Although we welcome the new high-powered expert panel (most, if not all, are from the International Atomic Energy Agency) to review the safety of the Lynas project, there remain many troubling uncertainties. We and the public also share the concern of CAP president SM Mohd Idris, that members of this expert panel may not be truly independent or impartial, because all of them appear to be pro-nuclear power and energy.
Potential minefield
There are no independent health, NGO and environmental experts who should have been included to provide balance and input on the most pressing problems with the Lynas project, that is its potential health effects and toxicity to residents and the environment, and how to meaningfully contain the inevitable waste.
Importantly, consideration should be given to halt the project once and for all, if the company cannot provide all such guarantees. We cannot mortgage the future of our citizens for some few pieces of “silver”, no matter how tempting!
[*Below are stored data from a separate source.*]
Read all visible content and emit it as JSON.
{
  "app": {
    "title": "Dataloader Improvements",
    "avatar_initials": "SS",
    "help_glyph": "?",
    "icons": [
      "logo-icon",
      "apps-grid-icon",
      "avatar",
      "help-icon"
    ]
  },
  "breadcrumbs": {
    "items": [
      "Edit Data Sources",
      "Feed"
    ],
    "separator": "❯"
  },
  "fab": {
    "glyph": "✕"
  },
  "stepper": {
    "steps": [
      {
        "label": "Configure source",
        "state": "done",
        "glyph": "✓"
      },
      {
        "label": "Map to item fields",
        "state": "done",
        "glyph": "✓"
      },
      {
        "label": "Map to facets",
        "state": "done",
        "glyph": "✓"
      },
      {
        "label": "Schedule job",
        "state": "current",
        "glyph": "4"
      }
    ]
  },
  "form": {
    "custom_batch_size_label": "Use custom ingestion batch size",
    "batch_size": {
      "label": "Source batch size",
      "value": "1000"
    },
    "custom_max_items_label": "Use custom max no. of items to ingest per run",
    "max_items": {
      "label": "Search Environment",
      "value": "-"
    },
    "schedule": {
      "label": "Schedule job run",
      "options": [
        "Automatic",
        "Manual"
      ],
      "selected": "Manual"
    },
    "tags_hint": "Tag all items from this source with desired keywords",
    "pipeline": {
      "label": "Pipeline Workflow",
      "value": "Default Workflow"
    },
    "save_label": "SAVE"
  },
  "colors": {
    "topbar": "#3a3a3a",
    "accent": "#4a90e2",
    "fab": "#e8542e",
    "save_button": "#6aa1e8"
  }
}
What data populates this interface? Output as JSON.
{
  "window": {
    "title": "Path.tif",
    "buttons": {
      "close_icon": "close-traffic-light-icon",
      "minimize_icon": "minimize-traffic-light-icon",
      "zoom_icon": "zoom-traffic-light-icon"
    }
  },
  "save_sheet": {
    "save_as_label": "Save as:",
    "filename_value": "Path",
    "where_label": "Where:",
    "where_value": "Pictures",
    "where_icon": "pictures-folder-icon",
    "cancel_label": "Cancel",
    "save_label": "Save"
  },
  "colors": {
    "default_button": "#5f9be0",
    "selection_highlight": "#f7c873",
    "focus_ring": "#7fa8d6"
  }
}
The means do not justify the ends, when human lives and public safety are at stake.
The government and authorities must not turn a deaf ear to the legitimate concerns of our citizens. We share the staunch social good, precautionary principle that mandates every responsible government and/or international agencies to make every effort to address even the most unlikely worst-case scenarios, and potential “black swan”-type of catastrophes.
We must only make informed and thoroughly comprehensive decisions for the public at risk, always predicating and affirming on ultimate human benefit and safety, instead of uncertain material or economic gain.
We urge the government not to rush the decision on this potential minefield of toxic danger for all Malaysians.